Theo’s experience of love and relationships is tainted by his early encounters with Pippa—first in fleeting glimpses of her in the gallery before the bombing and then during her recovery, as she dips in and out of a morphine-induced haze. His romantic interest in Pippa is repeatedly thwarted—by the bomb, by her recovery, and by her time abroad—and his love for her remains unrequited in their adult years. She falls in love with another man, and though she expresses affection for Theo, she makes it clear that the traumatic memory of the bombing has left her unable to love him as he loves her. 

The other major romantic relationship in Theo’s life—his engagement to Kitsey Barbour—is passionless and half-hearted. Despite their engagement, they do not truly love each other, and Kitsey values the relationship primarily for its convenience. Unable to be with Pippa and committed to an engagement with Kitsey, Theo finds this lack of an authentic and reciprocated romantic connection to be an additional source of pain in his life. 

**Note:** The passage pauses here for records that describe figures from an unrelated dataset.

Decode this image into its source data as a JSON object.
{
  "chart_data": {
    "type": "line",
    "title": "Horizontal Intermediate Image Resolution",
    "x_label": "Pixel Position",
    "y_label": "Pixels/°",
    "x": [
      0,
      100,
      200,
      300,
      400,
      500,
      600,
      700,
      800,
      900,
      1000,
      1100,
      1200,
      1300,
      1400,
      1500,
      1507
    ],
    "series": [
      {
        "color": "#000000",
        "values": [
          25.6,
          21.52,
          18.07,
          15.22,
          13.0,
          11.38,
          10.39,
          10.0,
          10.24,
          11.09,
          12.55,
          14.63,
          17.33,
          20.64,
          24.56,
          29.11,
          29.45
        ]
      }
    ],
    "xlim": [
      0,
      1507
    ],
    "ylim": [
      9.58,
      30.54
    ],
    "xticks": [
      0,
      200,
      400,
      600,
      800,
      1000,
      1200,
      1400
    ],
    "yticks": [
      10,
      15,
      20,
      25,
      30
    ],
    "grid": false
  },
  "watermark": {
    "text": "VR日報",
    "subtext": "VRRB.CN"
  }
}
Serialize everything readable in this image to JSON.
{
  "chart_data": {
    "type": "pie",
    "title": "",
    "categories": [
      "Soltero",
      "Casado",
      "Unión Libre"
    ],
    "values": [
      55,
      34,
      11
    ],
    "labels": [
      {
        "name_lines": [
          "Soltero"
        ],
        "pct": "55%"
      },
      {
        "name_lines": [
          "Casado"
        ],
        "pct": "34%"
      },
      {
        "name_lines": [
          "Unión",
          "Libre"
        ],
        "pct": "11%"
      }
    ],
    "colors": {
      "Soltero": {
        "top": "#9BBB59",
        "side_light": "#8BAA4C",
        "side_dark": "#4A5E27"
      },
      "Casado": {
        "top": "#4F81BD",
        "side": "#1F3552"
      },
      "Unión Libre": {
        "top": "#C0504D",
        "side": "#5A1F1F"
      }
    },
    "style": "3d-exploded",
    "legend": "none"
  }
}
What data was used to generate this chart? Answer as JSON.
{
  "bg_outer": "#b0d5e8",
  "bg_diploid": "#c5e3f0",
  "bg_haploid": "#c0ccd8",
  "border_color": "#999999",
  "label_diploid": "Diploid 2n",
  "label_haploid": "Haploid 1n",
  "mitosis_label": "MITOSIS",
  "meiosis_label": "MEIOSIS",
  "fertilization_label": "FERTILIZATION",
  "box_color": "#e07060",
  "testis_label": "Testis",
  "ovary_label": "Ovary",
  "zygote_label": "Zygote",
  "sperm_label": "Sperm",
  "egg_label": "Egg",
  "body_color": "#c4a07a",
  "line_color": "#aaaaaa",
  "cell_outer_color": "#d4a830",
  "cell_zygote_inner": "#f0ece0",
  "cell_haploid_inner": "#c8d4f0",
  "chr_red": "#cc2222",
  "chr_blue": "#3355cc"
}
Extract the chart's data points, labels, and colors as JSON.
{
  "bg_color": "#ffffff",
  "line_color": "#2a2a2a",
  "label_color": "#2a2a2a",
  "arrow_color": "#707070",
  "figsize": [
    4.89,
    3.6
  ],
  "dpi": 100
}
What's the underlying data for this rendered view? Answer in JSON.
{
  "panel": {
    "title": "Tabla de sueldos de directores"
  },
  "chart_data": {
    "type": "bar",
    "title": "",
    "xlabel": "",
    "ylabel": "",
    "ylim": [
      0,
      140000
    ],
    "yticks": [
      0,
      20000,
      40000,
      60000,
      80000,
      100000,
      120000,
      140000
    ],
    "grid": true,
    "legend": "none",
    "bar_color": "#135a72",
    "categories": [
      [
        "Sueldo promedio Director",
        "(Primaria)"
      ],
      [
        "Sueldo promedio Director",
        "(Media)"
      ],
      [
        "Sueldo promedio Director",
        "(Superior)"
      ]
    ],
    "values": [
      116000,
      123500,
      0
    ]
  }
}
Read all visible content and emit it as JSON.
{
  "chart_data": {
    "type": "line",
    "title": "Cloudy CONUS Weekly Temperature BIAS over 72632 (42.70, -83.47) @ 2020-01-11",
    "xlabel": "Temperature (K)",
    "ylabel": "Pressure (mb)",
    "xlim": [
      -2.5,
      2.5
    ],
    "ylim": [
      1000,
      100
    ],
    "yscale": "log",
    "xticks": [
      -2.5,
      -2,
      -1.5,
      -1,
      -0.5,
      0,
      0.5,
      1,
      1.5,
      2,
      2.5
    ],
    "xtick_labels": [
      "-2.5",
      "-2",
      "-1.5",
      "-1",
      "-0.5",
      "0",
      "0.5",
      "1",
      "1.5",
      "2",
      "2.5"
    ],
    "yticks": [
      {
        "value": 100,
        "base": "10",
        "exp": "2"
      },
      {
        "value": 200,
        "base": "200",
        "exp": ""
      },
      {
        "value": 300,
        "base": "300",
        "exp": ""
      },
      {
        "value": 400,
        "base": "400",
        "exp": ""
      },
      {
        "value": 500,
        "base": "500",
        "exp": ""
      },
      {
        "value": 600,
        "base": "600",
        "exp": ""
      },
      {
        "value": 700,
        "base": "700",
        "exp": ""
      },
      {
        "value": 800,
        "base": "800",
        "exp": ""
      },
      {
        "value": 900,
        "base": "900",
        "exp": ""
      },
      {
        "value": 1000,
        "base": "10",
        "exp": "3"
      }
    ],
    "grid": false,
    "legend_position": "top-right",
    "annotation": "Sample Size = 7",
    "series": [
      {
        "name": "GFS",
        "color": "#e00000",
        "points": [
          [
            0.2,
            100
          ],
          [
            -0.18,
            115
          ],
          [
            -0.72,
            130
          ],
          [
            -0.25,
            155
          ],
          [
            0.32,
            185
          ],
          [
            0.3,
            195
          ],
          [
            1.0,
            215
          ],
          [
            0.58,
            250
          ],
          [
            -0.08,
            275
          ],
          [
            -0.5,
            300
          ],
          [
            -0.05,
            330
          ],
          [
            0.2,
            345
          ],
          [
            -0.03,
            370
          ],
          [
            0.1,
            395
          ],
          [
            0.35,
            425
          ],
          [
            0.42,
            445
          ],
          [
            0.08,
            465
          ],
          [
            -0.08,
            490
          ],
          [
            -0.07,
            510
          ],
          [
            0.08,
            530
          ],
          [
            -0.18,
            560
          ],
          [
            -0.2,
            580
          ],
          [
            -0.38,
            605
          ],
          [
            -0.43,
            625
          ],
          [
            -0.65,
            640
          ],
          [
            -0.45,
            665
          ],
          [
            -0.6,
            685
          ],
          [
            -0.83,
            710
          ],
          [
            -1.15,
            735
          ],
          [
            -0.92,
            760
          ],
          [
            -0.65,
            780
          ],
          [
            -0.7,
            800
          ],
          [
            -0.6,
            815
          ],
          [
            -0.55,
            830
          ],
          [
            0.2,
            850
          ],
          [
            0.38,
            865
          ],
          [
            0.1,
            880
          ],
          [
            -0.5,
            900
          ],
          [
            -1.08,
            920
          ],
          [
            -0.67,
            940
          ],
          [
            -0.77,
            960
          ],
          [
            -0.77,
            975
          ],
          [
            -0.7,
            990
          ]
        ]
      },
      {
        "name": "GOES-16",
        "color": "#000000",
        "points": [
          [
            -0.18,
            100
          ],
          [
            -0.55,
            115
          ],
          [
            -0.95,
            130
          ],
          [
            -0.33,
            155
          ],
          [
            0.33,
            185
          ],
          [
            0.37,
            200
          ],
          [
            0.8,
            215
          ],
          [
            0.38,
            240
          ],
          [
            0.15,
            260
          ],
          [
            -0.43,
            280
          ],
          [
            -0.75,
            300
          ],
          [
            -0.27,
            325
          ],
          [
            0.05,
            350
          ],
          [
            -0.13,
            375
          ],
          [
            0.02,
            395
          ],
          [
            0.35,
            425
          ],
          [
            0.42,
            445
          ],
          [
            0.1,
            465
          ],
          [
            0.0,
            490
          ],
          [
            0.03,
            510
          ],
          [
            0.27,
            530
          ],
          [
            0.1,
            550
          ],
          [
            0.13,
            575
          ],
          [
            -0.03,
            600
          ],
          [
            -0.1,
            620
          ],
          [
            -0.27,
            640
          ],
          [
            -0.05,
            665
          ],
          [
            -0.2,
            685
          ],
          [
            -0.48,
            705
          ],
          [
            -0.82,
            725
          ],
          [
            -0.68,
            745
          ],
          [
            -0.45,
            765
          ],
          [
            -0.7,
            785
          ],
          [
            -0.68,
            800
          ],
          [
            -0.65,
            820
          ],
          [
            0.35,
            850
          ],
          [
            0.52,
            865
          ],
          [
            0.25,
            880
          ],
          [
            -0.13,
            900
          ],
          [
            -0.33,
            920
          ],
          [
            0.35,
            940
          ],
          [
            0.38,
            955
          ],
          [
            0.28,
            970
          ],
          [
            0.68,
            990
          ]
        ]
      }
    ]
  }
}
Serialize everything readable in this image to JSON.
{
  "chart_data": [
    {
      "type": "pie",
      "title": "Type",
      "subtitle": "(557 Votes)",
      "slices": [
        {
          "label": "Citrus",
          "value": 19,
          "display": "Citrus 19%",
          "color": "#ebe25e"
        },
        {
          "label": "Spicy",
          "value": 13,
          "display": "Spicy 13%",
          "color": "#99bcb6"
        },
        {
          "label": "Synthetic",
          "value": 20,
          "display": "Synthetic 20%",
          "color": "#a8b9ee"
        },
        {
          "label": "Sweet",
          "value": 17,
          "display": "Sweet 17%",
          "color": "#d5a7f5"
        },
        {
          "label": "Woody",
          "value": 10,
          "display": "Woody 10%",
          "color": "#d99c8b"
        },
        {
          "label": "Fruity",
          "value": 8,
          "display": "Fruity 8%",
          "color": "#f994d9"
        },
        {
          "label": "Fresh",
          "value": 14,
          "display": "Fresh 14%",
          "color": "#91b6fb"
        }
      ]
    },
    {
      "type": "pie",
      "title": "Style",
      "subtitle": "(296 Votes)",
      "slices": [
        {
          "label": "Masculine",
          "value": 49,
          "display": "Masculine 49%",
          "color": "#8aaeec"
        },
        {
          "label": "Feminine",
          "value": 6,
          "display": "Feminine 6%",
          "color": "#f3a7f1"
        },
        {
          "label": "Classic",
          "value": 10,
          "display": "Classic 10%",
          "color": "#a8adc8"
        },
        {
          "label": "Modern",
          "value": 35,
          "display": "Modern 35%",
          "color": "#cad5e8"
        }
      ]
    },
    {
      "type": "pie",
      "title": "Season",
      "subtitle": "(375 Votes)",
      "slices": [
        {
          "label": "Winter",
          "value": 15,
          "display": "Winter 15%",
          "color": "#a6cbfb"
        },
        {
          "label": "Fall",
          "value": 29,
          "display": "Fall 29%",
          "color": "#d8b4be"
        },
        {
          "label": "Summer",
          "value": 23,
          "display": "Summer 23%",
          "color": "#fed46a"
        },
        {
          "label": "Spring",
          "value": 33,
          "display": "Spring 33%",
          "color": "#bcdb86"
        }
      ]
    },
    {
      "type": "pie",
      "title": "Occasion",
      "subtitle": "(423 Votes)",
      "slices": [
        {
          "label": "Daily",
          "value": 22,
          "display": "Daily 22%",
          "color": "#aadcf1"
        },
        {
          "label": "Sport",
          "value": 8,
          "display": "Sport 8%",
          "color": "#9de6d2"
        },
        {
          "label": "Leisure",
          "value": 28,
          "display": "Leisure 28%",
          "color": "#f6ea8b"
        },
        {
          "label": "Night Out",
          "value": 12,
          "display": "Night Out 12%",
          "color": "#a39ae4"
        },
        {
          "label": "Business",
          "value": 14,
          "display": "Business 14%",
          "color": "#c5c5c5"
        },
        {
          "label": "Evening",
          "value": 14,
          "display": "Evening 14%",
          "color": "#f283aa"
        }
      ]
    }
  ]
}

Theo’s early drug use and deep emotional pain fuels his addiction during his later years in New York City. He hides his addiction from Hobie, their clientele of furniture collectors and curators, and the circle of high-society New Yorkers that surround the Barbour family. At this point in the novel, it is important to note the resemblance between Larry Decker’s substance abuse and Theo’s own drug habits and fraudulent dealings within Hobie’s business. 

The final pages of the novel reveal that Theo is the author of the story and that he has told it retrospectively, using notes and journals he has compiled over the years. We now know that the main character, narrator, and author are all the same individual. As Theo retells his story from both notes and memory, it is possible that his perception of the past has changed over the years, which calls into question the reliability of the narrative. 

At the end of the novel, Theo realizes that life is essentially one big, catastrophic mess and that in order to survive whatever time is allotted to us on this earth, we must wade straight through and embrace the muck. Theo believes that it is life’s combination of “despair” and “pure otherness” that creates a place of beauty and that to experience and pass this beauty along from generation to generation—as he has done through the painting—is what has given his life meaning.